Number Three: Trust your gut.

We live in an age where if we don’t know something, we google it.  I google stuff all the freaking time. I do.  And it’s great….but for certain things only.  When you’re dealing with human beings, you can’t simply punch “does he really love me/can I trust her/should I take this job” into a search engine and expect to find the answer.

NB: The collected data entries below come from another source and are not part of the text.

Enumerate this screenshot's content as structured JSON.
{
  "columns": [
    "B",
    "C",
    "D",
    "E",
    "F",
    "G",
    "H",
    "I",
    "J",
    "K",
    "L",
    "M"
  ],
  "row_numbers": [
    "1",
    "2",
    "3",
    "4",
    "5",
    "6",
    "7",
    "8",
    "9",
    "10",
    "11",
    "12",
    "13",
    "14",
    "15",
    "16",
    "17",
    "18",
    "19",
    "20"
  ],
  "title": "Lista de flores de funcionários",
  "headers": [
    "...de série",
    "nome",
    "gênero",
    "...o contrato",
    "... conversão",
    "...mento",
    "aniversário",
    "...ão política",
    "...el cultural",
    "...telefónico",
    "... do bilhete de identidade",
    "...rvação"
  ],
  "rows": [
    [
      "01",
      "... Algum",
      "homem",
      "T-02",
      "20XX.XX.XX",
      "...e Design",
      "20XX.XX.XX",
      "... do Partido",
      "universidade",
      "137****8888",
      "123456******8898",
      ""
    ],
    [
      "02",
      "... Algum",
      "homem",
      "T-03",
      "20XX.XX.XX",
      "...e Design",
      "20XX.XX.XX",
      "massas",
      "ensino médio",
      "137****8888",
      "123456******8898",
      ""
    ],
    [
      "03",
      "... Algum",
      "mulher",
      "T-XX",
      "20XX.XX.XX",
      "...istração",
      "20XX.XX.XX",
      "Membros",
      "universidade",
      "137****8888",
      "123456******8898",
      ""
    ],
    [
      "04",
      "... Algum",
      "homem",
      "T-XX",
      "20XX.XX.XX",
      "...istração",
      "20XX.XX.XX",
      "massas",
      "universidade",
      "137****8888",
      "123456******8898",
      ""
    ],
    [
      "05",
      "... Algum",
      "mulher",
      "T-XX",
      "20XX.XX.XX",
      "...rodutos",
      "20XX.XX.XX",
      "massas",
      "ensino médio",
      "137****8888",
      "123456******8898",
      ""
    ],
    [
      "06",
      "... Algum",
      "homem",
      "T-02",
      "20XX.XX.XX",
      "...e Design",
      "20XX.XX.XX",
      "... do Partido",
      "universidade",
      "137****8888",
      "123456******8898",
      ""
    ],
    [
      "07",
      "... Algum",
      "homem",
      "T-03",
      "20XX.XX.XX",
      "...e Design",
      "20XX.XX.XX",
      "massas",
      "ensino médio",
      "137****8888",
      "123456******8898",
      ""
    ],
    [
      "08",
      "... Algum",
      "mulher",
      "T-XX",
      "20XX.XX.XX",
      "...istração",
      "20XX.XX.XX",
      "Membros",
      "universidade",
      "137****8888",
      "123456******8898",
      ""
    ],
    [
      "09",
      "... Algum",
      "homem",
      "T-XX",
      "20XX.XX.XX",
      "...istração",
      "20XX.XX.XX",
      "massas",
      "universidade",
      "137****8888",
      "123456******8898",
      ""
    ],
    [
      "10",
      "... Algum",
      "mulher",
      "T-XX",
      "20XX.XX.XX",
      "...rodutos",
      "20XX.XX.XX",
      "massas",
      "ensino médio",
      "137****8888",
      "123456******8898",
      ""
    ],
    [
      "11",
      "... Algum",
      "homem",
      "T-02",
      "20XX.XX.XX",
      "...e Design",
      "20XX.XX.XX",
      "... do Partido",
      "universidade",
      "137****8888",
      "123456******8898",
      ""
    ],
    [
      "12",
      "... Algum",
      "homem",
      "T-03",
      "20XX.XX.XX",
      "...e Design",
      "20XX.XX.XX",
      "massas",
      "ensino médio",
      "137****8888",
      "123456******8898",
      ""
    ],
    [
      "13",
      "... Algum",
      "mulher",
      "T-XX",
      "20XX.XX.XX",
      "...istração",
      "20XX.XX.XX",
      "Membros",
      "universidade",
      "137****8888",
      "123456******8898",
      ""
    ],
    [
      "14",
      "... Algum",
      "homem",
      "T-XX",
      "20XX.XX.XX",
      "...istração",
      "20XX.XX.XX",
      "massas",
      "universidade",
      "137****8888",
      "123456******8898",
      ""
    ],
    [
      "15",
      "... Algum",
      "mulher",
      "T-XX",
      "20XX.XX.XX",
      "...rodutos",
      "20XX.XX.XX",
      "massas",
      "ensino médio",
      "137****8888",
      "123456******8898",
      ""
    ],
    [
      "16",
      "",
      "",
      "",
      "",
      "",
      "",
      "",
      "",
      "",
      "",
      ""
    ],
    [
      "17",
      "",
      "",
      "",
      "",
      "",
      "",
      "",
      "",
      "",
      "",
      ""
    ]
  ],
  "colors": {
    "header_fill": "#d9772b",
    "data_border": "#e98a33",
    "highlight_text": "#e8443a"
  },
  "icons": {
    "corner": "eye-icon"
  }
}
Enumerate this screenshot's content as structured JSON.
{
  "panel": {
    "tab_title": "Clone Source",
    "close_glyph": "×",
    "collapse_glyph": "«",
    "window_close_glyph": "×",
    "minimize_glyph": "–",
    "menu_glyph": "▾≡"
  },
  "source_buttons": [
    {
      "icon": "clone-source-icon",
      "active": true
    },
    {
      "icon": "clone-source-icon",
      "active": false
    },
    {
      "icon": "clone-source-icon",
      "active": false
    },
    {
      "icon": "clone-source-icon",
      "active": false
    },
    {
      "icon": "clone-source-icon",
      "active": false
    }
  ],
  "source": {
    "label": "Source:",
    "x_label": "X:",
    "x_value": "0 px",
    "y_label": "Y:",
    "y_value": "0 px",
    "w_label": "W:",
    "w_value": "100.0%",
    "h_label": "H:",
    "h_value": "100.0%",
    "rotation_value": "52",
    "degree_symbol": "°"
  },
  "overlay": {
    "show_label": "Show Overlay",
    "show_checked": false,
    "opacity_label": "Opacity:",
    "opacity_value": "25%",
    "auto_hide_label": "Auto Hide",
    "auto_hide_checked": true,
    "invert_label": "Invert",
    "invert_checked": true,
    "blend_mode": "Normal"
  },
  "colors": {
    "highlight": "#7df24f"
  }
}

Unfortunately, due to our reliance on the fast delivery of empirical evidence and facts, trusting our gut is fast becoming a lost art form.  That’s perhaps because it’s the most primordial of all the life skills. For centuries now we’ve no longer lived solely on our wits, sleeping in caves and having to avoid scary predators.  Well, unless you’re constantly on Tinder, in which case, just swipe left.  No, we’re now “civilised”  and have lots of intricate safety mechanisms to avoid us from harms’ way.  So, we constantly ignore that nagging voice inside that tells us something doesn’t feel right, something is off and we don’t know why.  Continually we berate ourselves for being paranoid/distrustful/cynical and wait for the proof to show….. which it inevitably does, more often than not;  by the way of our being royally screwed over.

How many times have you ignored your gut, invested both your energy and time into a person or situation, only to be left bitterly disappointed and kicking yourself that you didn’t listen to that very nagging voice?   I can personally vouch that time and again, this has happened to me.

Now, I am not saying that all human beings are dangerous and that your only hope is to go and live on a remote Scottish Island, like that batshit guy from Skye.  Everything in life is about balance.   So, by all means,  base your decisions and opinions on factual evidence where you can but if you constantly have that nagging feeling that something isn’t right; then it probably isn’t.  After all, it saved your ancestors from a sabre-toothed tiger or two.